Justice Brennan: "The ultimate question must be, what do the words of the text mean in our time?"

Where are we today?

Judicial Activism

Chief Justice Taney: “It is the daily practice of this court, and of all appellate courts where they reverse the judgment of an inferior court for error, to correct by its opinions whatever errors may appear on the record material to the case; and they have always held it to be their duty to do so where the silence of the court might lead to misconstruction or further controversy, and the point has been relied on be either side, and argued before the court.”

Justice Curtis: “[A] great question of constitutional law, deeply affecting the peace and welfare of the country, is not ... a fit subject to be thus reached. . . . I do not hold any opinion of this court . . . binding, when expressed on a question not legitimately before it.”

Who’s Right? Then? Now?

Judicial Independence

Justice Cantor cited numerous breaches of confidence to the press during deliberations

Justice McClean vying for Republican presidential nomination

Two justices tipping president-elect Buchanon as to the court’s ruling before his inauguration

Did we reach the high-water mark of politicking in the court with Dred Scott?

How does politicking manifest itself in modern- day jurisprudence?

Judicial Supremacy

Not yet established in mid-nineteenth century (Lincoln: decision binds only the parties to suit)

With all the politicking and breaches of confidence, would a decision like Dred Scott be entitled to status as the “law of the land” under current views of judicial supremacy?

Judicial Temperament

Vitriolic exchanges in letters between Taney and Curtis led to Curtis’ resignation from the court

Where is the line between voicing disagreement with a fellow jurist and breeding public disrespect for the judicial system?

“It would seem from your letter to me that you suppose you are entitled to . . . it as a right, being one of the members of the tribunal. This would undoubtedly be the case if you wished it to aid you in the discharge of your official duties. But I understood you as not desiring or intending it for that purpose.”- Chief Justice Taney to Justice Curtis, denying his request for a copy of the written opinion before official publication in Howard Reports

Judicial Opinion v. Political Act

The Cleveland Herald: Dred Scott “is not a judicial opinion; it is a political act.”

Was Dred Scott more political act than judicial opinion?

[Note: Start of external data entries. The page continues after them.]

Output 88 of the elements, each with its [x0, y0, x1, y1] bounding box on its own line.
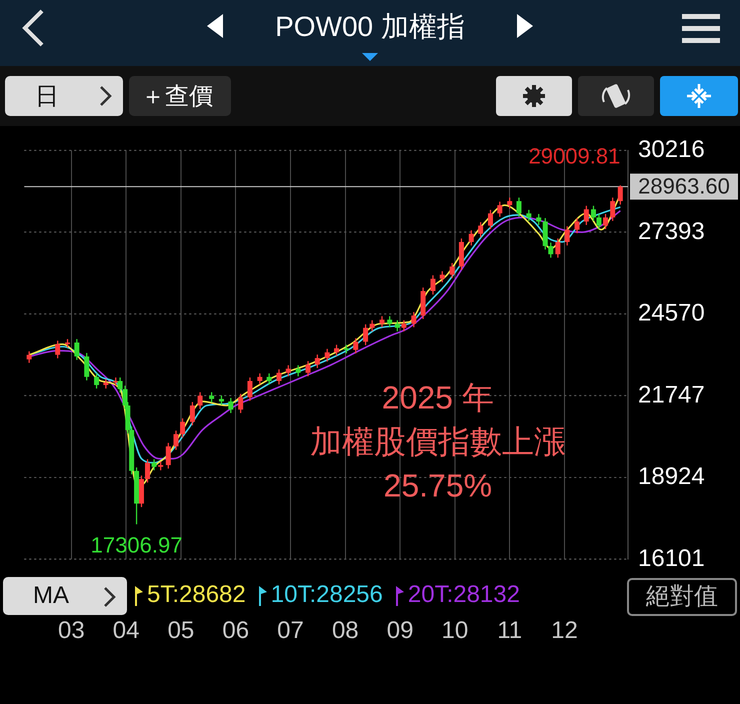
text: 日	[35, 82, 59, 112]
candlestick	[468, 230, 474, 246]
candlestick	[286, 364, 291, 377]
legend-label: 20T:28132	[406, 581, 520, 610]
candlestick	[536, 213, 542, 226]
candlestick	[394, 320, 400, 332]
candlestick	[497, 201, 502, 218]
y-tick-label: 18924	[638, 463, 705, 490]
x-tick-label: 04	[112, 617, 140, 644]
candlestick	[507, 197, 512, 210]
candlestick	[516, 197, 522, 218]
candlestick	[238, 393, 244, 414]
candlestick	[145, 458, 150, 484]
y-tick-label: 27393	[638, 218, 705, 245]
candlestick	[370, 320, 375, 332]
annotation: 25.75%	[384, 468, 492, 504]
candlestick	[158, 461, 164, 471]
y-tick-label: 24570	[638, 300, 705, 327]
candlestick	[84, 352, 90, 381]
x-tick-label: 09	[386, 617, 414, 644]
candlestick	[190, 401, 195, 426]
annotation: 2025 年	[382, 380, 494, 416]
candlestick	[440, 270, 445, 283]
candlestick	[324, 348, 330, 362]
candlestick	[152, 458, 157, 471]
y-tick-label: 16101	[638, 544, 705, 572]
candlestick	[526, 209, 532, 222]
candlestick	[411, 311, 416, 328]
candlestick	[314, 354, 320, 369]
candlestick	[353, 338, 358, 354]
candlestick	[180, 418, 186, 438]
candlestick	[334, 344, 340, 356]
x-tick-label: 06	[222, 617, 250, 644]
x-tick-label: 10	[442, 617, 468, 644]
x-tick-label: 08	[332, 617, 359, 644]
candlestick	[266, 372, 272, 386]
candlestick	[548, 242, 554, 258]
candlestick	[166, 442, 171, 470]
candlestick	[564, 226, 570, 246]
candlestick	[257, 372, 262, 386]
candlestick	[247, 376, 252, 402]
candlestick	[401, 320, 406, 332]
y-tick-label: 21747	[638, 381, 705, 408]
candlestick	[555, 238, 560, 258]
chart-title: POW00 加權指	[274, 10, 466, 44]
y-tick-label: 30216	[638, 136, 705, 164]
x-tick-label: 12	[551, 617, 578, 644]
candlestick	[276, 368, 282, 386]
candlestick	[296, 364, 301, 377]
candlestick	[380, 316, 384, 328]
candlestick	[574, 217, 580, 234]
x-tick-label: 03	[58, 617, 85, 644]
text: 絕對值	[627, 578, 737, 616]
text: ＋查價	[141, 82, 213, 112]
candlestick	[55, 340, 60, 359]
text: MA	[33, 582, 69, 610]
candlestick	[74, 338, 80, 361]
x-tick-label: 11	[497, 617, 522, 644]
candlestick	[430, 274, 436, 296]
candlestick	[103, 378, 108, 390]
candlestick	[450, 262, 455, 279]
candlestick	[478, 222, 484, 238]
candlestick	[118, 376, 123, 394]
candlestick	[488, 209, 493, 230]
x-tick-label: 05	[168, 617, 194, 644]
candlestick	[26, 350, 32, 364]
candlestick	[209, 392, 214, 404]
candlestick	[218, 394, 224, 406]
candlestick	[94, 372, 100, 390]
candlestick	[228, 397, 234, 414]
candlestick	[618, 184, 623, 206]
annotation: 29009.81	[528, 143, 620, 168]
legend-label: 5T:28682	[146, 581, 246, 610]
candlestick	[603, 213, 608, 230]
annotation: 加權股價指數上漲	[310, 424, 566, 460]
legend-label: 10T:28256	[270, 581, 383, 610]
candlestick	[198, 392, 203, 410]
candlestick	[590, 205, 596, 222]
ref-line-label: 28963.60	[638, 174, 730, 199]
candlestick	[387, 316, 392, 328]
candlestick	[596, 213, 602, 230]
candlestick	[173, 430, 178, 450]
annotation: 17306.97	[90, 532, 182, 558]
candlestick	[363, 324, 368, 346]
x-tick-label: 07	[277, 617, 304, 644]
candlestick	[584, 205, 589, 226]
candlestick	[306, 360, 311, 377]
candlestick	[610, 197, 616, 222]
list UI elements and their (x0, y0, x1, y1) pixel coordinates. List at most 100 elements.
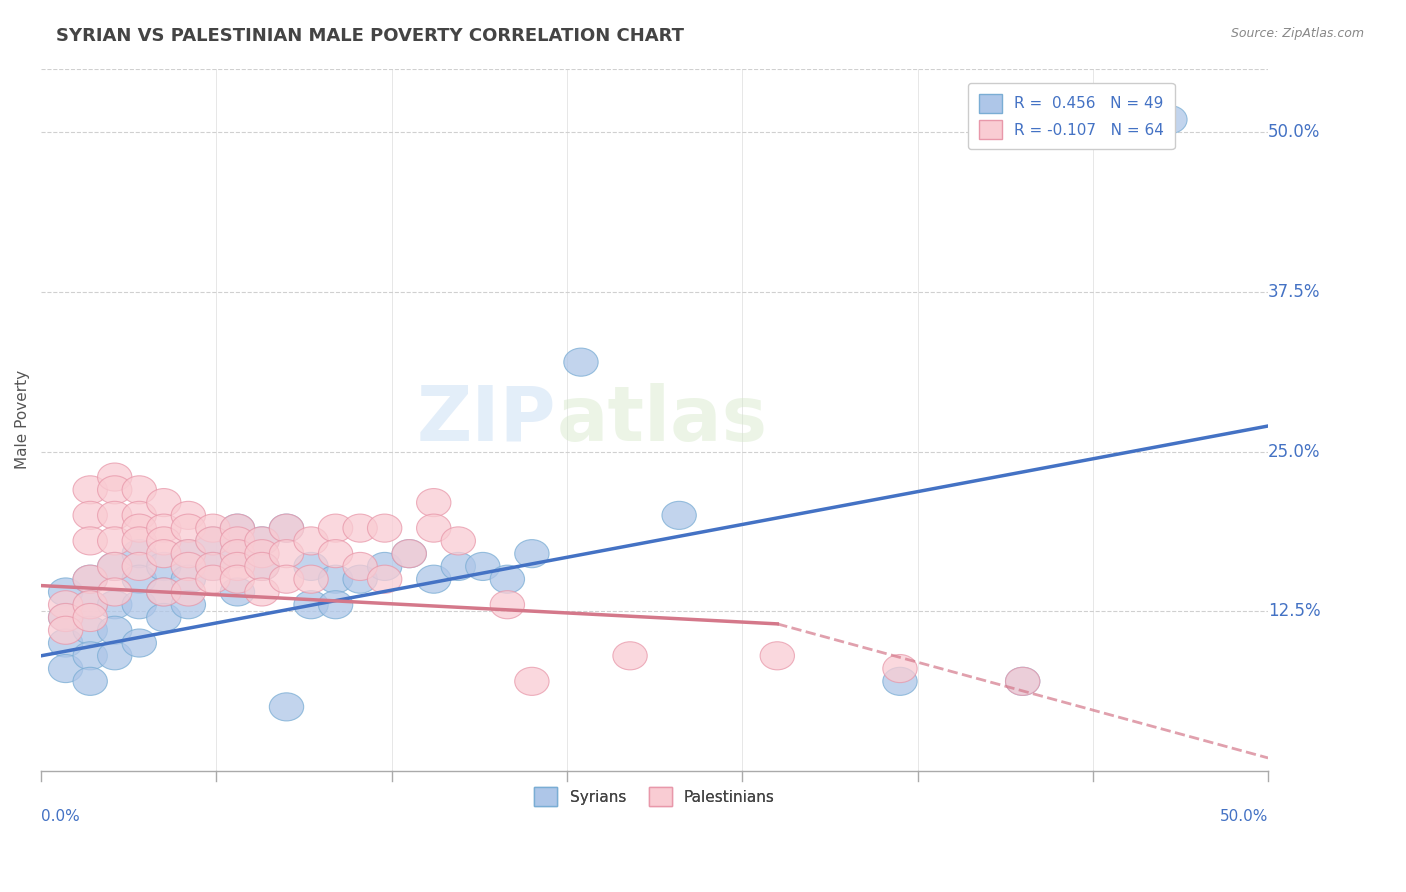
Ellipse shape (245, 527, 280, 555)
Ellipse shape (73, 591, 107, 619)
Text: 50.0%: 50.0% (1219, 809, 1268, 824)
Ellipse shape (883, 667, 917, 696)
Ellipse shape (146, 604, 181, 632)
Ellipse shape (172, 540, 205, 567)
Ellipse shape (48, 578, 83, 606)
Ellipse shape (48, 616, 83, 644)
Ellipse shape (270, 540, 304, 567)
Ellipse shape (465, 552, 501, 581)
Ellipse shape (48, 655, 83, 682)
Text: 12.5%: 12.5% (1268, 602, 1320, 620)
Text: 50.0%: 50.0% (1268, 123, 1320, 141)
Ellipse shape (343, 514, 377, 542)
Ellipse shape (73, 641, 107, 670)
Text: SYRIAN VS PALESTINIAN MALE POVERTY CORRELATION CHART: SYRIAN VS PALESTINIAN MALE POVERTY CORRE… (56, 27, 685, 45)
Ellipse shape (195, 566, 231, 593)
Ellipse shape (122, 514, 156, 542)
Ellipse shape (662, 501, 696, 530)
Text: 25.0%: 25.0% (1268, 442, 1320, 460)
Ellipse shape (172, 566, 205, 593)
Ellipse shape (270, 514, 304, 542)
Ellipse shape (73, 566, 107, 593)
Ellipse shape (97, 463, 132, 491)
Ellipse shape (318, 591, 353, 619)
Ellipse shape (172, 514, 205, 542)
Ellipse shape (97, 501, 132, 530)
Ellipse shape (73, 527, 107, 555)
Ellipse shape (245, 552, 280, 581)
Ellipse shape (97, 475, 132, 504)
Ellipse shape (221, 540, 254, 567)
Legend: Syrians, Palestinians: Syrians, Palestinians (529, 781, 780, 813)
Ellipse shape (245, 552, 280, 581)
Ellipse shape (146, 527, 181, 555)
Ellipse shape (73, 616, 107, 644)
Ellipse shape (172, 540, 205, 567)
Ellipse shape (195, 514, 231, 542)
Ellipse shape (122, 501, 156, 530)
Ellipse shape (245, 578, 280, 606)
Ellipse shape (294, 591, 328, 619)
Ellipse shape (195, 527, 231, 555)
Ellipse shape (564, 348, 598, 376)
Ellipse shape (73, 591, 107, 619)
Text: ZIP: ZIP (418, 383, 557, 457)
Ellipse shape (416, 514, 451, 542)
Ellipse shape (122, 527, 156, 555)
Ellipse shape (172, 591, 205, 619)
Ellipse shape (221, 540, 254, 567)
Ellipse shape (172, 501, 205, 530)
Ellipse shape (294, 566, 328, 593)
Ellipse shape (318, 566, 353, 593)
Ellipse shape (221, 566, 254, 593)
Ellipse shape (294, 552, 328, 581)
Ellipse shape (221, 514, 254, 542)
Ellipse shape (392, 540, 426, 567)
Ellipse shape (73, 566, 107, 593)
Ellipse shape (97, 591, 132, 619)
Ellipse shape (97, 641, 132, 670)
Ellipse shape (245, 527, 280, 555)
Ellipse shape (122, 475, 156, 504)
Ellipse shape (122, 540, 156, 567)
Ellipse shape (416, 566, 451, 593)
Ellipse shape (270, 514, 304, 542)
Ellipse shape (318, 514, 353, 542)
Ellipse shape (392, 540, 426, 567)
Ellipse shape (73, 501, 107, 530)
Ellipse shape (146, 540, 181, 567)
Ellipse shape (48, 604, 83, 632)
Ellipse shape (1005, 667, 1040, 696)
Ellipse shape (294, 527, 328, 555)
Ellipse shape (122, 552, 156, 581)
Ellipse shape (367, 552, 402, 581)
Ellipse shape (221, 552, 254, 581)
Ellipse shape (122, 629, 156, 657)
Text: Source: ZipAtlas.com: Source: ZipAtlas.com (1230, 27, 1364, 40)
Ellipse shape (195, 552, 231, 581)
Ellipse shape (343, 552, 377, 581)
Ellipse shape (343, 566, 377, 593)
Ellipse shape (97, 578, 132, 606)
Ellipse shape (441, 552, 475, 581)
Ellipse shape (883, 655, 917, 682)
Ellipse shape (97, 552, 132, 581)
Ellipse shape (146, 578, 181, 606)
Ellipse shape (172, 578, 205, 606)
Ellipse shape (48, 629, 83, 657)
Ellipse shape (146, 578, 181, 606)
Ellipse shape (367, 566, 402, 593)
Ellipse shape (318, 540, 353, 567)
Ellipse shape (613, 641, 647, 670)
Ellipse shape (97, 527, 132, 555)
Ellipse shape (221, 578, 254, 606)
Ellipse shape (441, 527, 475, 555)
Ellipse shape (146, 514, 181, 542)
Ellipse shape (270, 693, 304, 721)
Ellipse shape (48, 604, 83, 632)
Ellipse shape (97, 552, 132, 581)
Ellipse shape (1005, 667, 1040, 696)
Y-axis label: Male Poverty: Male Poverty (15, 370, 30, 469)
Ellipse shape (97, 616, 132, 644)
Ellipse shape (1153, 105, 1187, 134)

What, in modern day terms, pushes a judicial opinion into the realm of “political act.”

Judicial Precedent

Perhaps the closest the Supreme Court has come to expressly overruling Dred Scott was in Downes v. Bidwell (1901) (Brown, J.): the Civil war “produced such changes in judicial, as well as public sentiment, as to seriously impair the authority of that case.”

Are changes in judicial and public sentiment enough to “seriously impair” a precedent without formally overruling it?

Does it take a civil war to create the level of change in “judicial and public sentiment” that would justify disregard of a precedent?

Dred Scott Impact

Republican Party surged with anti-slavery support

Civil War loomed

Which is more true: - “Dred Scott was a major

cause of the Civil War,” or - “The civil war led to the

demise of constitutional doctrines embraced by Dred Scott majority”?